Progressive, passionate, innately curious and filled with a rainbow of wit and warmth, Arnold worked as a journalist for the Guardian, the Sunday Independent, the Irish Press and the Irish Medical Times, mainly on lifestyle and consumer topics.
A co-founder in 1969 with Gemma Hussey, Hilary Pratt and Mary Henry of the Women's Progressive Association (later called the Women's Political Association), Arnold was renowned for her ability to call a spade a spade and for clearing difficult impasses, particularly during her tenure as chairperson, with her wonderful sense of humour and ability to cut through tense moments with a funny remark.
Inspired by the women's liberation movement of the late 1960s in the United States, the group – with a slogan "Why Not a Woman" – used radical strategies to facilitate women's access to the corridors of political power, in both the Dáil and the Seanad.
Workshops for women
In later years, after her friend Gemma Hussey left politics in 1989 and became director of the European Women’s Foundation, Arnold led many workshops for women, whose central and eastern European native countries were just emerging from the grey mantle of communism and its repressive regimes.
While Arnold may have continued as an activist, writer and journalist after she was married and while rearing the couple’s three surviving children, Hugo (1962), Samuel (1964-2014) and Polly (1965), she was foremost a home-maker, loving partner and mother.

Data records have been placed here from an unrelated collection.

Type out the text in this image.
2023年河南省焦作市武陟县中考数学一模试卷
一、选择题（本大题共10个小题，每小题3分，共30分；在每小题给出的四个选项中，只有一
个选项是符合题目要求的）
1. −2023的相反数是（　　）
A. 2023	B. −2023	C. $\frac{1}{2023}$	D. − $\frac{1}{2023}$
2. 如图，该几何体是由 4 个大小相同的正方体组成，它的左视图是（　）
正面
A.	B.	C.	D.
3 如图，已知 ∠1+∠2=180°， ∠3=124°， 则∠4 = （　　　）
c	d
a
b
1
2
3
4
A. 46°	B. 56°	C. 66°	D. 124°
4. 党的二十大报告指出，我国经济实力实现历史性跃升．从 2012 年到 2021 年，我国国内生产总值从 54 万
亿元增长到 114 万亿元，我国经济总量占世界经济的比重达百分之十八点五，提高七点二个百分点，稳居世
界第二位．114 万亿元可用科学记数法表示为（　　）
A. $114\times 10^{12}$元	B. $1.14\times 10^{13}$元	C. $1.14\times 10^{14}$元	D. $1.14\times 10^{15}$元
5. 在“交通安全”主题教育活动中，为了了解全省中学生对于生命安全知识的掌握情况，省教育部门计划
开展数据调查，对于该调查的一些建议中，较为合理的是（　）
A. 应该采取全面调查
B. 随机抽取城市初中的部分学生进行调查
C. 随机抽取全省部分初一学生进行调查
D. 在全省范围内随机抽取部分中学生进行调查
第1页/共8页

If Bruce loved a sense of occasion, it was always Mavis who delivered the goods – starting preparations from scratch usually at 5pm – the Aga range producing such old-fashioned dishes as rib of beef, steak and kidney pudding, crème caramel, usually accompanied by a perfectly chosen bottle of wine.
This love of freshly cooked produce was honed from early childhood in her Sligo home, where Arnold’s mother had set the example of using the best-quality ingredients bought from the local butcher and grocer and supplemented by her huge kitchen garden.
Cooking and baking wasn't only for the family though. As the children attended St Patrick's National School in Dalkey, Arnold, along with the other mothers, regularly baked cakes for the local market to raise funds for their campaign to create multidenominational education. Influenced by the impact of sectarianism on children in the North at the time, the campaign was called the Dalkey School Project and was effectively the genesis of the Educate Together system, which now has 90 schools nationwide.
Diagnosed with Alzheimer's in early 2008, with the constant love of family and friends, Arnold bore her illness with typical grace and forbearance under the care of the staff at Carysfort Nursing Home, Glenageary. She is survived by her husband, Bruce, son, Hugo, daughter, Polly, sisters, Maureen (Nichols) and Monica (Flanagan), daughters-in-law, Sue and Fiona, grandchildren, extended family and friends.